A few songs in crowd excitement went even higher when Jackson dedicated a song to the bartenders who were working at 9:30 that night and the band launched into “Maggie Mae.” Everyone around me was singing along and I started to sing as well while taking photos as it’s my favorite Pietasters song. The energy level was infectious as Jackson stood on the edge of the stage shouting the lyrics with the crowd. “Maggie Mae bring us another beer we need another beeeeeeeeeeerrrrrr…”. Jackson paced back and forth along the front of the stage while holding the microphone down for various crowd members to sing. Then they played another favorite, “Biblical Sense” and Jackson continued to interact with the crowd.
It got pretty rowdy down front, too rowdy to take photos with expensive camera equipment so I headed up to the second level bar to have a drink and watch the rest of the performance. One of the highlights of the show was when HR came back onto the stage to perform a reggae inspired version of the Beatles song “Come Together.” Seeing two DC institutions together on one stage at the 9:30 Club was a memorable experience and throughout the night, the band effortlessly showed it’s range between ska/punk songs and slowed down reggae jams.

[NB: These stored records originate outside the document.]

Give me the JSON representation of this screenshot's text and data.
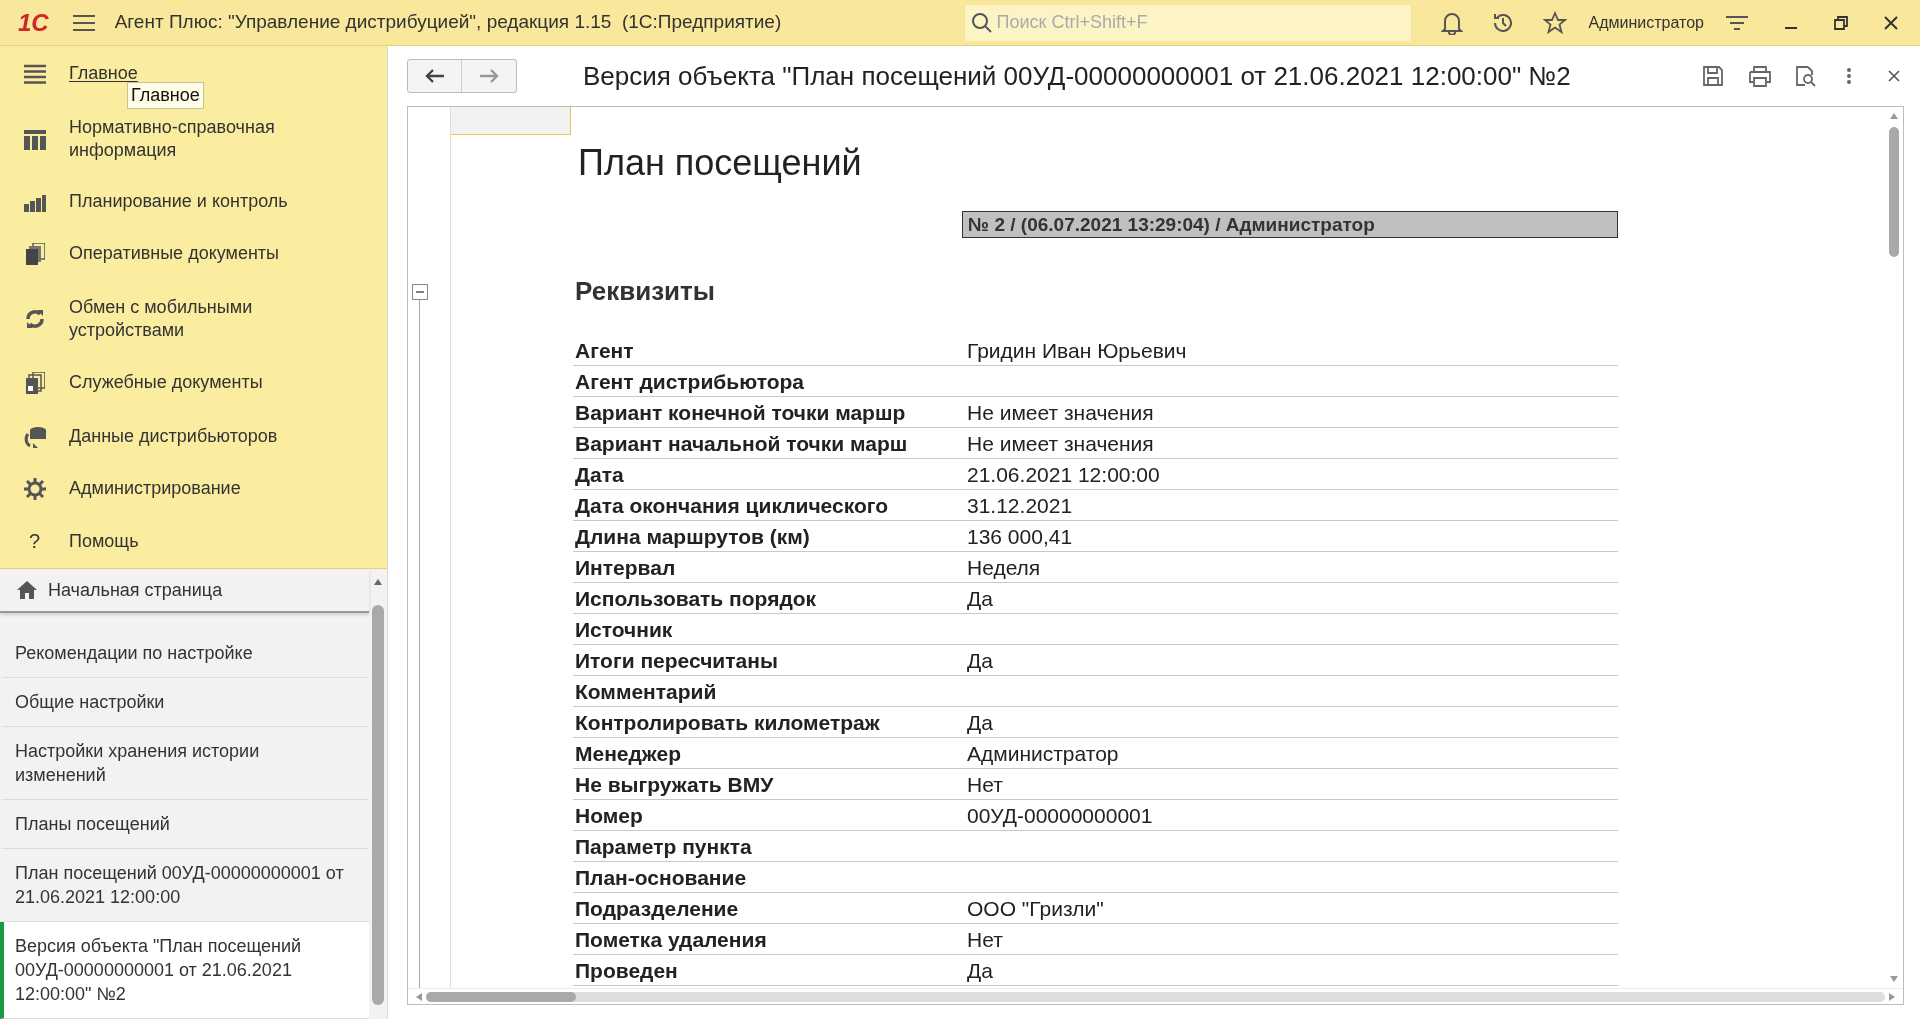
{
  "app_bar": {
    "logo": "1С",
    "title": "Агент Плюс: \"Управление дистрибуцией\", редакция 1.15  (1С:Предприятие)",
    "search": {
      "placeholder": "Поиск Ctrl+Shift+F"
    },
    "user": "Администратор"
  },
  "sections": [
    {
      "label": "Главное",
      "selected": true
    },
    {
      "label": "Нормативно-справочная информация",
      "selected": false
    },
    {
      "label": "Планирование и контроль",
      "selected": false
    },
    {
      "label": "Оперативные документы",
      "selected": false
    },
    {
      "label": "Обмен с мобильными устройствами",
      "selected": false
    },
    {
      "label": "Служебные документы",
      "selected": false
    },
    {
      "label": "Данные дистрибьюторов",
      "selected": false
    },
    {
      "label": "Администрирование",
      "selected": false
    },
    {
      "label": "Помощь",
      "selected": false
    }
  ],
  "tooltip": "Главное",
  "help_glyph": "?",
  "open_windows": {
    "home": "Начальная страница",
    "items": [
      {
        "label": "Рекомендации по настройке",
        "selected": false
      },
      {
        "label": "Общие настройки",
        "selected": false
      },
      {
        "label": "Настройки хранения истории изменений",
        "selected": false
      },
      {
        "label": "Планы посещений",
        "selected": false
      },
      {
        "label": "План посещений 00УД-00000000001 от 21.06.2021 12:00:00",
        "selected": false
      },
      {
        "label": "Версия объекта \"План посещений 00УД-00000000001 от 21.06.2021 12:00:00\" №2",
        "selected": true
      }
    ]
  },
  "form": {
    "title": "Версия объекта \"План посещений 00УД-00000000001 от 21.06.2021 12:00:00\" №2",
    "report": {
      "title": "План посещений",
      "version": "№ 2 / (06.07.2021 13:29:04) / Администратор",
      "section": "Реквизиты",
      "rows": [
        {
          "name": "Агент",
          "value": "Гридин Иван Юрьевич"
        },
        {
          "name": "Агент дистрибьютора"
        },
        {
          "name": "Вариант конечной точки маршр",
          "value": "Не имеет значения"
        },
        {
          "name": "Вариант начальной точки марш",
          "value": "Не имеет значения"
        },
        {
          "name": "Дата",
          "value": "21.06.2021 12:00:00"
        },
        {
          "name": "Дата окончания циклического",
          "value": "31.12.2021"
        },
        {
          "name": "Длина маршрутов (км)",
          "value": "136 000,41"
        },
        {
          "name": "Интервал",
          "value": "Неделя"
        },
        {
          "name": "Использовать порядок",
          "value": "Да"
        },
        {
          "name": "Источник"
        },
        {
          "name": "Итоги пересчитаны",
          "value": "Да"
        },
        {
          "name": "Комментарий"
        },
        {
          "name": "Контролировать километраж",
          "value": "Да"
        },
        {
          "name": "Менеджер",
          "value": "Администратор"
        },
        {
          "name": "Не выгружать ВМУ",
          "value": "Нет"
        },
        {
          "name": "Номер",
          "value": "00УД-00000000001"
        },
        {
          "name": "Параметр пункта"
        },
        {
          "name": "План-основание"
        },
        {
          "name": "Подразделение",
          "value": "ООО \"Гризли\""
        },
        {
          "name": "Пометка удаления",
          "value": "Нет"
        },
        {
          "name": "Проведен",
          "value": "Да"
        }
      ]
    }
  }
}
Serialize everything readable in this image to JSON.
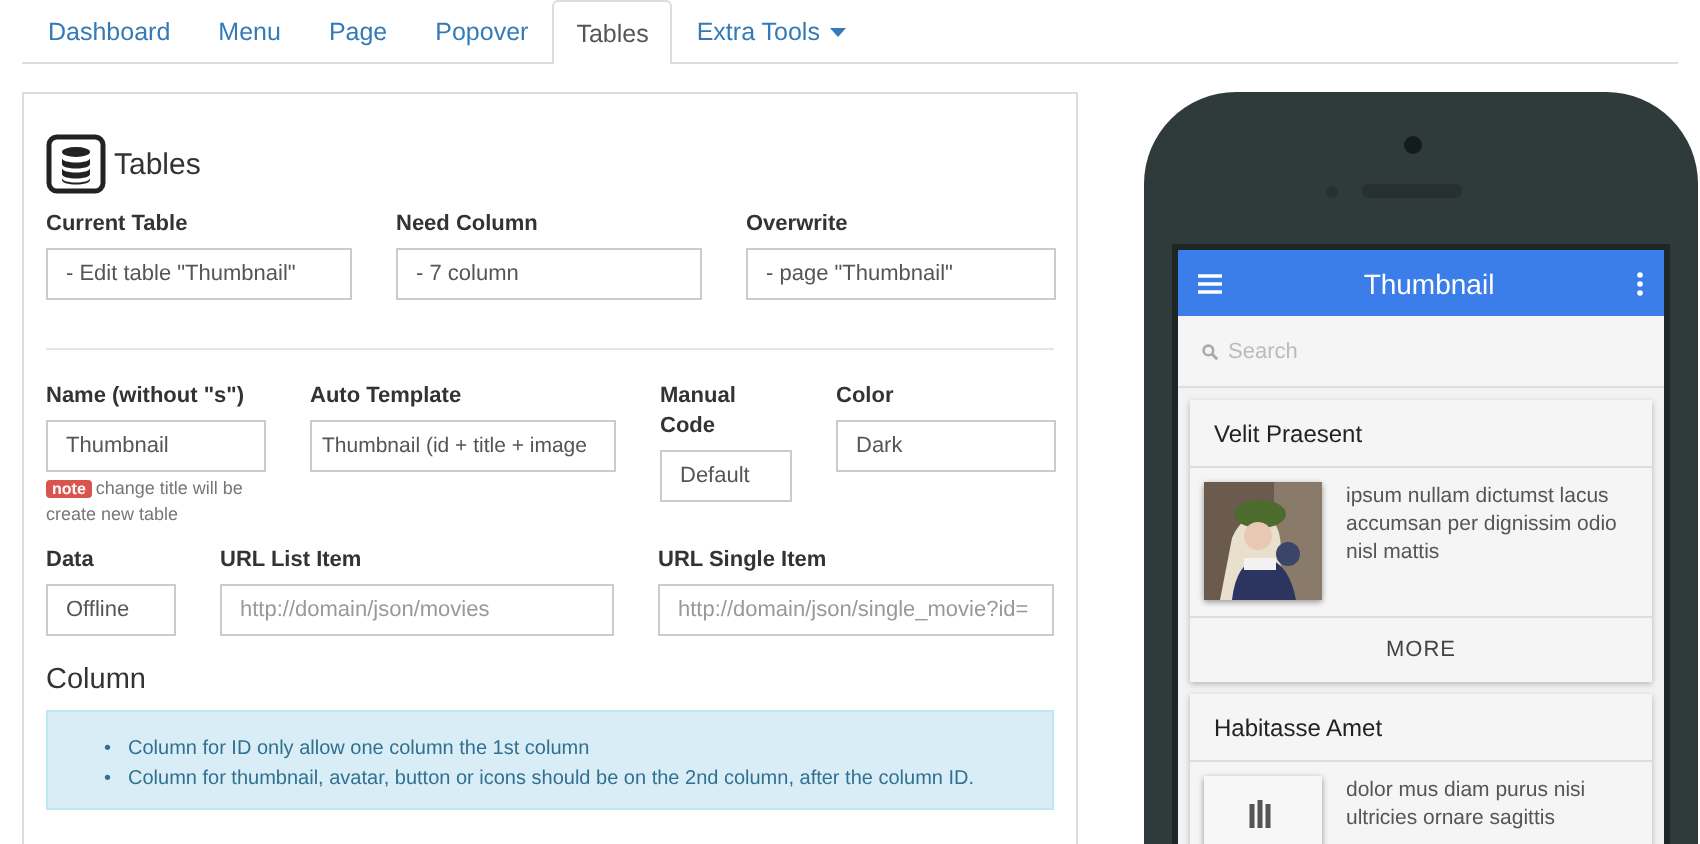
{
  "tabs": [
    {
      "label": "Dashboard",
      "selected": false,
      "kind": "link"
    },
    {
      "label": "Menu",
      "selected": false,
      "kind": "link"
    },
    {
      "label": "Page",
      "selected": false,
      "kind": "link"
    },
    {
      "label": "Popover",
      "selected": false,
      "kind": "link"
    },
    {
      "label": "Tables",
      "selected": true,
      "kind": "link"
    },
    {
      "label": "Extra Tools",
      "selected": false,
      "kind": "dropdown"
    }
  ],
  "panel": {
    "title": "Tables",
    "info_fields": [
      {
        "label": "Current Table",
        "value": "- Edit table \"Thumbnail\""
      },
      {
        "label": "Need Column",
        "value": "- 7 column"
      },
      {
        "label": "Overwrite",
        "value": "- page \"Thumbnail\""
      }
    ],
    "settings_row": [
      {
        "label": "Name (without \"s\")",
        "value": "Thumbnail",
        "badge": "note",
        "note": "change title will be create new table"
      },
      {
        "label": "Auto Template",
        "value": "Thumbnail (id + title + image"
      },
      {
        "label": "Manual Code",
        "value": "Default"
      },
      {
        "label": "Color",
        "value": "Dark"
      }
    ],
    "source_row": [
      {
        "label": "Data",
        "value": "Offline"
      },
      {
        "label": "URL List Item",
        "placeholder": "http://domain/json/movies"
      },
      {
        "label": "URL Single Item",
        "placeholder": "http://domain/json/single_movie?id="
      }
    ],
    "column_heading": "Column",
    "column_notes": [
      {
        "marker": "•",
        "text": "Column for ID only allow one column the 1st column"
      },
      {
        "marker": "•",
        "text": "Column for thumbnail, avatar, button or icons should be on the 2nd column, after the column ID."
      }
    ]
  },
  "phone": {
    "title": "Thumbnail",
    "search": {
      "placeholder": "Search"
    },
    "cards": [
      {
        "title": "Velit Praesent",
        "kind": "picture",
        "text": "ipsum nullam dictumst lacus accumsan per dignissim odio nisl mattis",
        "button": "MORE"
      },
      {
        "title": "Habitasse Amet",
        "kind": "placeholder",
        "text": "dolor mus diam purus nisi ultricies ornare sagittis"
      }
    ]
  }
}
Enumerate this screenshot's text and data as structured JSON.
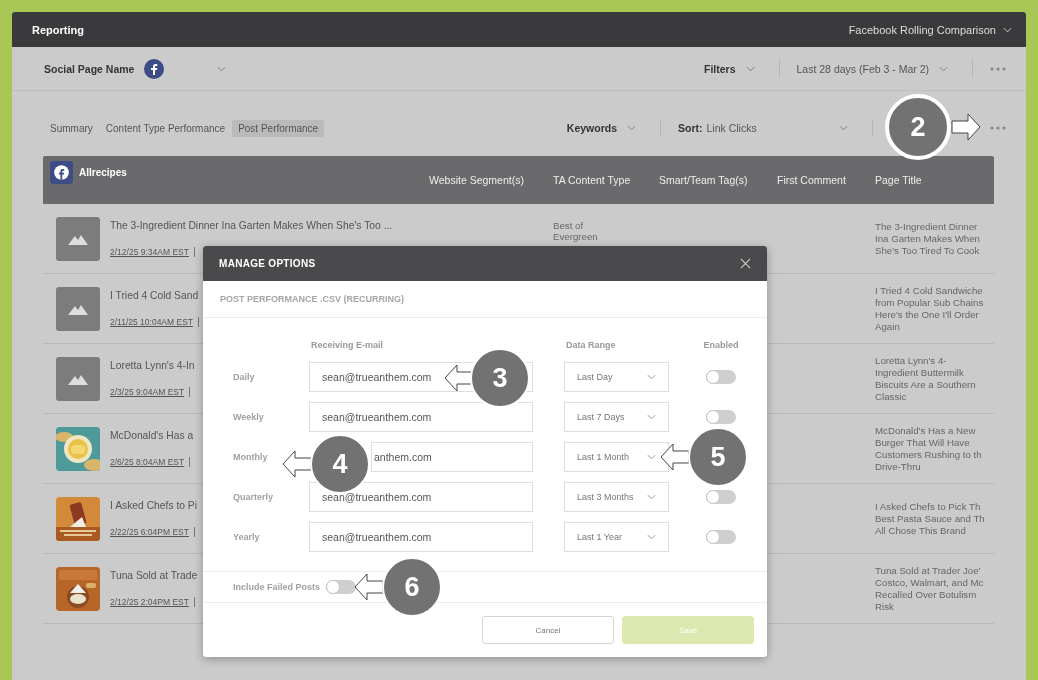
{
  "header": {
    "title": "Reporting",
    "view": "Facebook Rolling Comparison"
  },
  "toolbar": {
    "page_label": "Social Page Name",
    "filters": "Filters",
    "date_range": "Last 28 days (Feb 3 - Mar 2)"
  },
  "tabs": [
    {
      "label": "Summary",
      "selected": false
    },
    {
      "label": "Content Type Performance",
      "selected": false
    },
    {
      "label": "Post Performance",
      "selected": true
    }
  ],
  "controls": {
    "keywords": "Keywords",
    "sort_label": "Sort:",
    "sort_value": "Link Clicks"
  },
  "table": {
    "page_name": "Allrecipes",
    "columns": [
      "Website Segment(s)",
      "TA Content Type",
      "Smart/Team Tag(s)",
      "First Comment",
      "Page Title"
    ],
    "rows": [
      {
        "thumbnail": {
          "kind": "placeholder"
        },
        "title": "The 3-Ingredient Dinner Ina Garten Makes When She's Too ...",
        "date": "2/12/25 9:34AM EST",
        "content_type": [
          "Best of",
          "Evergreen"
        ],
        "page_title": [
          "The 3-Ingredient Dinner",
          "Ina Garten Makes When",
          "She's Too Tired To Cook"
        ]
      },
      {
        "thumbnail": {
          "kind": "placeholder"
        },
        "title": "I Tried 4 Cold Sand",
        "date": "2/11/25 10:04AM EST",
        "page_title": [
          "I Tried 4 Cold Sandwiche",
          "from Popular Sub Chains",
          "Here's the One I'll Order",
          "Again"
        ]
      },
      {
        "thumbnail": {
          "kind": "placeholder"
        },
        "title": "Loretta Lynn's 4-In",
        "date": "2/3/25 9:04AM EST",
        "page_title": [
          "Loretta Lynn's 4-",
          "Ingredient Buttermilk",
          "Biscuits Are a Southern",
          "Classic"
        ]
      },
      {
        "thumbnail": {
          "kind": "picture"
        },
        "title": "McDonald's Has a",
        "date": "2/6/25 8:04AM EST",
        "page_title": [
          "McDonald's Has a New",
          "Burger That Will Have",
          "Customers Rushing to th",
          "Drive-Thru"
        ]
      },
      {
        "thumbnail": {
          "kind": "picture"
        },
        "title": "I Asked Chefs to Pi",
        "date": "2/22/25 6:04PM EST",
        "page_title": [
          "I Asked Chefs to Pick Th",
          "Best Pasta Sauce and Th",
          "All Chose This Brand"
        ]
      },
      {
        "thumbnail": {
          "kind": "picture"
        },
        "title": "Tuna Sold at Trade",
        "date": "2/12/25 2:04PM EST",
        "page_title": [
          "Tuna Sold at Trader Joe'",
          "Costco, Walmart, and Mc",
          "Recalled Over Botulism",
          "Risk"
        ]
      }
    ]
  },
  "modal": {
    "title": "MANAGE OPTIONS",
    "subtitle": "POST PERFORMANCE .CSV (RECURRING)",
    "columns": [
      "Receiving E-mail",
      "Data Range",
      "Enabled"
    ],
    "schedules": [
      {
        "label": "Daily",
        "email": "sean@trueanthem.com",
        "range": "Last Day",
        "enabled": false
      },
      {
        "label": "Weekly",
        "email": "sean@trueanthem.com",
        "range": "Last 7 Days",
        "enabled": false
      },
      {
        "label": "Monthly",
        "email": "anthem.com",
        "email_partly_hidden": true,
        "range": "Last 1 Month"
      },
      {
        "label": "Quarterly",
        "email": "sean@trueanthem.com",
        "range": "Last 3 Months",
        "enabled": false
      },
      {
        "label": "Yearly",
        "email": "sean@trueanthem.com",
        "range": "Last 1 Year",
        "enabled": false
      }
    ],
    "include_failed": {
      "label": "Include Failed Posts",
      "on": false
    },
    "buttons": [
      {
        "label": "Cancel",
        "disabled": false
      },
      {
        "label": "Save",
        "disabled": true
      }
    ]
  },
  "callouts": [
    {
      "number": "2"
    },
    {
      "number": "3"
    },
    {
      "number": "4"
    },
    {
      "number": "5"
    },
    {
      "number": "6"
    }
  ]
}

The crowd on Saturday night was great. While the show wasn’t completely sold out, it was still close to capacity and everywhere you looked there were people singing and dancing no matter what song the band was playing. Each song was greeted with an enthusiastic cheer, especially crowd favorites like “Drunken Master,” “Night Owl,” “Movin’ On Up” and “One Dollar Bill”. It was a good mix of different ages, everyone from teenagers to people who probably discovered The Pietasters during their formative years in the early 90’s, a true testament to the scope of the band.
All in all, it was an excellent night of music and a fun way to help ring in 2011. I picked up The Pietasters’ latest album “All Day” on the way out and I’ve given it a few listens over the past two days and I’ve really enjoyed it. I think it’s a more mature sound from their older material, but that’s not necessarily a bad thing. I plan on going back and picking up some of their other albums later on as this concert helped me rediscover a band I haven’t listened to in awhile.
Last but not least, a big shout out to audience members Claudia and Emily who snagged a setlist after the show; it definitely helped write this review!